Chi non desidera, su questa terra, avere degli amici? Essi sono i nostri “alleati” nella grande avventura della vita, e stare in loro compagnia ci consente di trovare la forza di “andare avanti” nonostante i numerosi problemi che sempre ci assillano. Ma le amicizie sono proprio tutte uguali? O, detto altrimenti: esiste un solo tipo di amicizia o ci sono molti modi diversi di essere “amici”?
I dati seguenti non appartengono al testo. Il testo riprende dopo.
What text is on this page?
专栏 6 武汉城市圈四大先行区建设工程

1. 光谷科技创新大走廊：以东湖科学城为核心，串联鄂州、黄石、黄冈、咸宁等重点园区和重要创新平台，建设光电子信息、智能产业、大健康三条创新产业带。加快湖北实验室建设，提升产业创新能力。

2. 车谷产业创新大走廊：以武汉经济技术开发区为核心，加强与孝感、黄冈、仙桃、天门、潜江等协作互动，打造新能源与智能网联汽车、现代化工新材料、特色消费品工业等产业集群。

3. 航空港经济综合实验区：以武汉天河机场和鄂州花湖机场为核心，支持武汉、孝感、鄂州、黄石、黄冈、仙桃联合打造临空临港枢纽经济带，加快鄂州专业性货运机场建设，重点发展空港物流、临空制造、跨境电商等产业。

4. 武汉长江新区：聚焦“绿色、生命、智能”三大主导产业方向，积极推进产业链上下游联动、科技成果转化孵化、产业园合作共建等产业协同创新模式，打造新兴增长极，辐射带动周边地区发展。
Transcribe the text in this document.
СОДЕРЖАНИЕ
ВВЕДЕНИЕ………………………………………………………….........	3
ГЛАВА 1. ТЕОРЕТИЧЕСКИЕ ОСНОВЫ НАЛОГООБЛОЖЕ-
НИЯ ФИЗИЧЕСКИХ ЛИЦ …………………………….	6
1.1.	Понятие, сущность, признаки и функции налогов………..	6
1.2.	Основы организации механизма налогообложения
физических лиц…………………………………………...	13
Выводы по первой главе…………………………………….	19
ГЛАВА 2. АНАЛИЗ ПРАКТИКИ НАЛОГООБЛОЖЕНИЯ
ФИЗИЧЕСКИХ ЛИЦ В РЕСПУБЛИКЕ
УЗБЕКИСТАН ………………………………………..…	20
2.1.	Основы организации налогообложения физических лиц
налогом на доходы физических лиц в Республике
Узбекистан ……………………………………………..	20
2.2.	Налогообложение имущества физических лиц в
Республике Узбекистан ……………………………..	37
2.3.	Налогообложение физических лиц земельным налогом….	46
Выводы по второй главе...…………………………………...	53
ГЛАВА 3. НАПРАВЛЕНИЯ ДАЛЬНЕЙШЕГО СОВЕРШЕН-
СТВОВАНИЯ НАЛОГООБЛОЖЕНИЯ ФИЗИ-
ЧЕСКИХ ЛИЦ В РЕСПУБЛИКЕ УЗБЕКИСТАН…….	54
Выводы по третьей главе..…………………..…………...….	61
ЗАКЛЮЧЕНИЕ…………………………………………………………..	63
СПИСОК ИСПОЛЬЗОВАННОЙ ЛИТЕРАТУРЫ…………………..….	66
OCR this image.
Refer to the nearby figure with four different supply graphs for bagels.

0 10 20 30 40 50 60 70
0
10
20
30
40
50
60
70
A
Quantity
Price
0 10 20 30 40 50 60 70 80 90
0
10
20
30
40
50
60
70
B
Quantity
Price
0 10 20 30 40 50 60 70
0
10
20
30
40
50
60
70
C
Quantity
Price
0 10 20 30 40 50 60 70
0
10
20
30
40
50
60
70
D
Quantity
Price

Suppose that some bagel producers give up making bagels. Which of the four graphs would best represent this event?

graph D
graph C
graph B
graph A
Per trovare risposta a queste domande possiamo provare a rivolgerci a un testo molto antico (è stato composto addirittura nel IV sec. a.C., quindi più di duemila e trecento anni fa!), ma che è senza alcun dubbio perfettamente capace di essere ancora attuale, ricco com’è di osservazioni estremamente interessanti e profonde: stiamo parlando dell’Etica Nicomachea di Aristotele. Tale scritto è diviso in dieci “libri” (termine con il quale nell’antichità si indicava ciò che noi oggi chiameremmo in realtà “capitoli”), e i “libri” che vanno dall’VIII al IX sono per l’appunto dedicati alla trattazione dell’argomento di cui in questa occasione intendiamo occuparci: le diverse sfumature dell’amicizia.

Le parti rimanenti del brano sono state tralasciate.